Governments, businesses and emergency services around the globe will be on watch to see if any computers fall victim to the date change.

According to the International Y2K Co-operation Centre (IY2KCC), which is supported by the United Nations and involves 190 countries, electric power and telecommunications are expected to operate more or less normally, but Y2K errors will become very evident in the days and weeks after the date rollover.

"The inconveniences may not be immediately apparent this weekend," said Bruce McConnell, director of IY2KCC. "But overall the impact will be moderate."

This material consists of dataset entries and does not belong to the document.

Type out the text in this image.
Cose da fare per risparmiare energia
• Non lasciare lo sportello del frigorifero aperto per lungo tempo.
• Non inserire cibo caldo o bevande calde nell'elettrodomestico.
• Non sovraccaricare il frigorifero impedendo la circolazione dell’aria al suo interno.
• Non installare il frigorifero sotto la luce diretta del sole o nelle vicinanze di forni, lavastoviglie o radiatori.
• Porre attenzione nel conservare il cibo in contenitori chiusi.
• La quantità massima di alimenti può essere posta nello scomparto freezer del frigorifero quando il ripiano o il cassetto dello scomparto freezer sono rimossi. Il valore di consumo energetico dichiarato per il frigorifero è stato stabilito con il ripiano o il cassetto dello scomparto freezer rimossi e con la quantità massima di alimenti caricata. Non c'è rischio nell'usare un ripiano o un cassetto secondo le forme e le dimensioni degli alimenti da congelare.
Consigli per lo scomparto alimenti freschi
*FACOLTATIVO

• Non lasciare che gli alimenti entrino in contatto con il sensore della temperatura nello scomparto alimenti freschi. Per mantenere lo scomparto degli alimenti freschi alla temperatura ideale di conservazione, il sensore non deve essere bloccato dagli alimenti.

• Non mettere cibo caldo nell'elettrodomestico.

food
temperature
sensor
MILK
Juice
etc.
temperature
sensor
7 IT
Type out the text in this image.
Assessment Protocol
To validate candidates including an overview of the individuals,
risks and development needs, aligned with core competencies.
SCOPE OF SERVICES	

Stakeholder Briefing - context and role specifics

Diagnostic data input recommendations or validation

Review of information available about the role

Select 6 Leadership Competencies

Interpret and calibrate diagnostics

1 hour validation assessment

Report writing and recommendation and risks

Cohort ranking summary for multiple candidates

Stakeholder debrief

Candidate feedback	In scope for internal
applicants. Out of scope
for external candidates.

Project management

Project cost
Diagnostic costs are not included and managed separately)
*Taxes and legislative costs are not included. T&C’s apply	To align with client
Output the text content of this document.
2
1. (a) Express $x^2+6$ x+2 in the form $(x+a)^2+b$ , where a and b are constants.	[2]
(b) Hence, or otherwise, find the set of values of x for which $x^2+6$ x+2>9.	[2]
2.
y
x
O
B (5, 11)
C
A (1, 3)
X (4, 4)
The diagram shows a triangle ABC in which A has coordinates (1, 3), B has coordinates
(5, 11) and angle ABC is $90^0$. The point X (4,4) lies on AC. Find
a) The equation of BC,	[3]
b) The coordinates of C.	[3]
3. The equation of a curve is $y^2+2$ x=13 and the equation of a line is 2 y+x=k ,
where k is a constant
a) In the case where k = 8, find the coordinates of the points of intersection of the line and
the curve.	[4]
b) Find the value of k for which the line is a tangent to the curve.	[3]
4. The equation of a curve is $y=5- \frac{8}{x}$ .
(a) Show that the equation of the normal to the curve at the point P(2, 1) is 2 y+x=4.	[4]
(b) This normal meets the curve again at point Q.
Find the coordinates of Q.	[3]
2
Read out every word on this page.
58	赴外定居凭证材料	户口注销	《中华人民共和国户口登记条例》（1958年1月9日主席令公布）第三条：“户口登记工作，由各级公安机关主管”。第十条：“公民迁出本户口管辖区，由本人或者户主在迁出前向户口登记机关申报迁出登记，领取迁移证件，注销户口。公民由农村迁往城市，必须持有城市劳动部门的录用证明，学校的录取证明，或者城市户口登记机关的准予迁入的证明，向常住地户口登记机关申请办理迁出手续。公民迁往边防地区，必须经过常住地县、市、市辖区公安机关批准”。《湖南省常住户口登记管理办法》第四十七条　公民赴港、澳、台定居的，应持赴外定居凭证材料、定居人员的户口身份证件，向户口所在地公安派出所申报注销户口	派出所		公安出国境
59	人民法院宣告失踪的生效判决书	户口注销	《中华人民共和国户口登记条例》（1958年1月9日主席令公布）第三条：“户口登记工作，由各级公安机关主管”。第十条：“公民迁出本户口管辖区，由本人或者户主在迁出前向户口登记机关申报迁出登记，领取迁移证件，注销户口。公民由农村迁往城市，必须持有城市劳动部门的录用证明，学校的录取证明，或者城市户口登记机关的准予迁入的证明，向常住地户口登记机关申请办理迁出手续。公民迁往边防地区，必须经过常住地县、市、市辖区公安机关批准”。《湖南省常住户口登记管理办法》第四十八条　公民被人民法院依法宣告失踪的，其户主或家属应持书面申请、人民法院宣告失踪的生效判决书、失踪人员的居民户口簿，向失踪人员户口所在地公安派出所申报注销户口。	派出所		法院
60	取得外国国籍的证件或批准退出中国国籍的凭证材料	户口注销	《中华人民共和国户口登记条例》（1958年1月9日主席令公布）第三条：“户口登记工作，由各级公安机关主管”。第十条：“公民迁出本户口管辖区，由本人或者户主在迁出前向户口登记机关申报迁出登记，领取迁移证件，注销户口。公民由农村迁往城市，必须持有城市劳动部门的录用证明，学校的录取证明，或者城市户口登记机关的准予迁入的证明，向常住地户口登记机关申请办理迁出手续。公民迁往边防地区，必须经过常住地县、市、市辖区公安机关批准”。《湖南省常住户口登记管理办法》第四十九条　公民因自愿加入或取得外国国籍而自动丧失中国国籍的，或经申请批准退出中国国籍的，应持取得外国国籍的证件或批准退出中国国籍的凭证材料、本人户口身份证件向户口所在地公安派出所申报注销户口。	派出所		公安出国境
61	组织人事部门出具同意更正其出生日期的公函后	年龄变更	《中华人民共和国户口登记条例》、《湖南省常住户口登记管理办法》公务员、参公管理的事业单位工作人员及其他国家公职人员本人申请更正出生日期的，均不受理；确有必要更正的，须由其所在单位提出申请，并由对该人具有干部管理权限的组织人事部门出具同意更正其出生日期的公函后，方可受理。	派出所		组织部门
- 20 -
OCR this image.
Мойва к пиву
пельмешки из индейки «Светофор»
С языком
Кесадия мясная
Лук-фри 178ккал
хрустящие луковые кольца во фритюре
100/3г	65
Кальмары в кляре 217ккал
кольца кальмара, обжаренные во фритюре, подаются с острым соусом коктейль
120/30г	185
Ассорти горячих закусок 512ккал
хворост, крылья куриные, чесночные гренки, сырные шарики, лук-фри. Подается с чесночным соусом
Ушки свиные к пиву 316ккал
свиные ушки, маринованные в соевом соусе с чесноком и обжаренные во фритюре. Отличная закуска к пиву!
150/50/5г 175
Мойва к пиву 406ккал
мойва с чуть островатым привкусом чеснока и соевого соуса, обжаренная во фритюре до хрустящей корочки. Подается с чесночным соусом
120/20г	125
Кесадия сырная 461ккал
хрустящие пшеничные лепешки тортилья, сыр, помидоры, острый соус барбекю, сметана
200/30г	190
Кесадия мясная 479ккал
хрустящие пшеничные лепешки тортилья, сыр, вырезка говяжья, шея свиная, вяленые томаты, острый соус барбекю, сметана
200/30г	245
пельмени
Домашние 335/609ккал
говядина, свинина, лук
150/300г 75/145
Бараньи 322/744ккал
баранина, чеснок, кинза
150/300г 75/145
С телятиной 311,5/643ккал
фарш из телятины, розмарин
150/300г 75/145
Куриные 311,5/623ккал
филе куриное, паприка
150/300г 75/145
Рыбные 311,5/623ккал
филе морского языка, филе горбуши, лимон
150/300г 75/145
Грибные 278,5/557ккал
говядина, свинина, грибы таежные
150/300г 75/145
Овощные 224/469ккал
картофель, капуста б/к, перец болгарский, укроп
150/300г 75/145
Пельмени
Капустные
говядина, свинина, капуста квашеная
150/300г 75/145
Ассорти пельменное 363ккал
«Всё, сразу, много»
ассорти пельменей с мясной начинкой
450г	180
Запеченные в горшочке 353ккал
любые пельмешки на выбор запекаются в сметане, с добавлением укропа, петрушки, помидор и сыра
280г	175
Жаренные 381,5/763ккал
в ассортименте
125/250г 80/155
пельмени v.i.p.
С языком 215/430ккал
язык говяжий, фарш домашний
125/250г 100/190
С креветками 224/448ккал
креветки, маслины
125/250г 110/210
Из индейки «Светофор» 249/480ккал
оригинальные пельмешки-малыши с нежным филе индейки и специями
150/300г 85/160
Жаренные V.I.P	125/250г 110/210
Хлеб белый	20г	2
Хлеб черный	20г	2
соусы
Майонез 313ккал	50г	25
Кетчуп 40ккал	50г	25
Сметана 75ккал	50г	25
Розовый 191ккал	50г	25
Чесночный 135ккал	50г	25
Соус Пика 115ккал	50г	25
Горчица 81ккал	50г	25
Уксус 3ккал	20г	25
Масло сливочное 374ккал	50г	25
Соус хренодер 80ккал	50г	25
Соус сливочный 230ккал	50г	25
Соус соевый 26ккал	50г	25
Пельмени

He warned that computer crashes in the first countries to enter the year 2000, such as in East Asia, should not be taken as predictions of problems in other parts of the world, such as Western Europe.

Global costs

Computer industry consultant Peter de Jager agrees, believing that the Y2K bug will hit the least prepared countries first: "I'm not worried by New Zealand or Australia but I am more concerned about the Far East. The worst prepared come first. I wish that for one evening the Earth would rotate the other way."

Whether or not significant problems do occur, the Y2K problem has already been enormously expensive for governments and businesses. Estimates of the global costs of preparations and repairs vary between $250bn and $600bn.

Governments across the world have already declared their readiness for the new millennium, including India, Nepal, Iraq, Egypt, UK, US, Canada and Argentina.

However, a report this week from US information technology research firm Gartner Group names the least prepared countries as Russia, former Soviet states, India, Pakistan and Afghanistan, as well as parts of central and western Africa.

Russian worries

Russia has been a focus of much international concern, as it is home to nine Soviet-era atomic power plants and thousands of nuclear missiles.

However, Russian officials, from the state railway company to the Mir space station control room, say all is under control. Nonetheless, as an extra safeguard, Russian specialists are at a US command centre, working with American experts to watch for any false warnings of missile attacks sparked by the Y2K bug.

Any damage from the millennium bug will not be restricted to the moment the date rolls over, but could occur any time a computer mistakenly reads a date.

Consequently, the story of the Y2K bug is likely to played out over several months. The Gartner Group's report predicts that less than 10% of Y2K glitches will occur in the first two weeks of January, with 55% hitting over the rest of the year. So the first hours of the new millennium will be the beginning, not the end, of the millennium bug.